The vessel has 10 Fairbanks/Morse Diesel engines, harnessing 21,000 horsepower among them. The vessel once had a maximum speed of 17 knots.

“No other ship afloat can speak so well to the environmental issues we face both locally and on a global scale, such as rising CO2 levels affecting the Polar regions,” said Charles Green, founder of the environmental museum initiative and lead adviser to The Glacier Society. “The Glacier will be the most important museum in the world for people that want to discover information on environmental, oceanographic, polar and earth-sciences.”

Koether said the ship’s historical significance and environmental importance must be recognized and celebrated through its use as an interactive museum.

“We have never failed in our efforts and we are confident we will be able to continue, with the Maritime Administration’s (MARAD) support of the legislative right, extended to us by Congress to complete our transformation into a museum role. We look forward to honoring the Coast Guard that is crucial to our waters as well as becoming a world symbol of environmental progress,” Koether said in the release.

Last night, as the clock ticked, Koether vowed to keep working toward getting help from Congress or the Obama Administration to make that happen.

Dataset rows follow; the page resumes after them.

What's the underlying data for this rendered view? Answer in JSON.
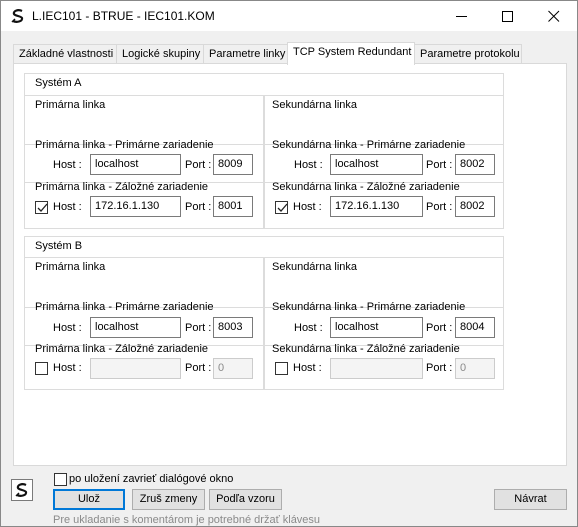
{
  "window": {
    "title": "L.IEC101 - BTRUE - IEC101.KOM",
    "icon": "app-s-icon"
  },
  "tabs": [
    {
      "label": "Základné vlastnosti",
      "active": false
    },
    {
      "label": "Logické skupiny",
      "active": false
    },
    {
      "label": "Parametre linky",
      "active": false
    },
    {
      "label": "TCP System Redundant",
      "active": true
    },
    {
      "label": "Parametre protokolu",
      "active": false
    }
  ],
  "system_a": {
    "title": "Systém A",
    "primary": {
      "title": "Primárna linka",
      "main_title": "Primárna linka - Primárne zariadenie",
      "main_host_label": "Host :",
      "main_host": "localhost",
      "main_port_label": "Port :",
      "main_port": "8009",
      "backup_title": "Primárna linka - Záložné zariadenie",
      "backup_checked": true,
      "backup_host_label": "Host :",
      "backup_host": "172.16.1.130",
      "backup_port_label": "Port :",
      "backup_port": "8001"
    },
    "secondary": {
      "title": "Sekundárna linka",
      "main_title": "Sekundárna linka - Primárne zariadenie",
      "main_host_label": "Host :",
      "main_host": "localhost",
      "main_port_label": "Port :",
      "main_port": "8002",
      "backup_title": "Sekundárna linka - Záložné zariadenie",
      "backup_checked": true,
      "backup_host_label": "Host :",
      "backup_host": "172.16.1.130",
      "backup_port_label": "Port :",
      "backup_port": "8002"
    }
  },
  "system_b": {
    "title": "Systém B",
    "primary": {
      "title": "Primárna linka",
      "main_title": "Primárna linka - Primárne zariadenie",
      "main_host_label": "Host :",
      "main_host": "localhost",
      "main_port_label": "Port :",
      "main_port": "8003",
      "backup_title": "Primárna linka - Záložné zariadenie",
      "backup_checked": false,
      "backup_host_label": "Host :",
      "backup_host": "",
      "backup_port_label": "Port :",
      "backup_port": "0"
    },
    "secondary": {
      "title": "Sekundárna linka",
      "main_title": "Sekundárna linka - Primárne zariadenie",
      "main_host_label": "Host :",
      "main_host": "localhost",
      "main_port_label": "Port :",
      "main_port": "8004",
      "backup_title": "Sekundárna linka - Záložné zariadenie",
      "backup_checked": false,
      "backup_host_label": "Host :",
      "backup_host": "",
      "backup_port_label": "Port :",
      "backup_port": "0"
    }
  },
  "footer": {
    "close_after_save_label": "po uložení zavrieť dialógové okno",
    "close_after_save_checked": false,
    "save_label": "Ulož",
    "discard_label": "Zruš zmeny",
    "template_label": "Podľa vzoru",
    "back_label": "Návrat",
    "hint": "Pre ukladanie s komentárom je potrebné držať klávesu"
  }
}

Source: JUNEAU EMPIRE. By JOHN R. MOSES. 17 April 2012
http://juneauempire.com/state/2012-04-17/us-senators-move-save-old-ice-breaker-scrap-yard

2 comments:

Unknown said...

We were close to saving glacier and believe the decision to take her from us - was unjustified. Her scrap value is only a portion of her value to the US & world, due to her north & south results. Very sorry to see her go.

X Glacier shipmate - 1959 & 60 trip to Antarctica.

Anonymous said...

That's a shame. It's a beautiful ship and has an undoubtedly solid place in maritime history.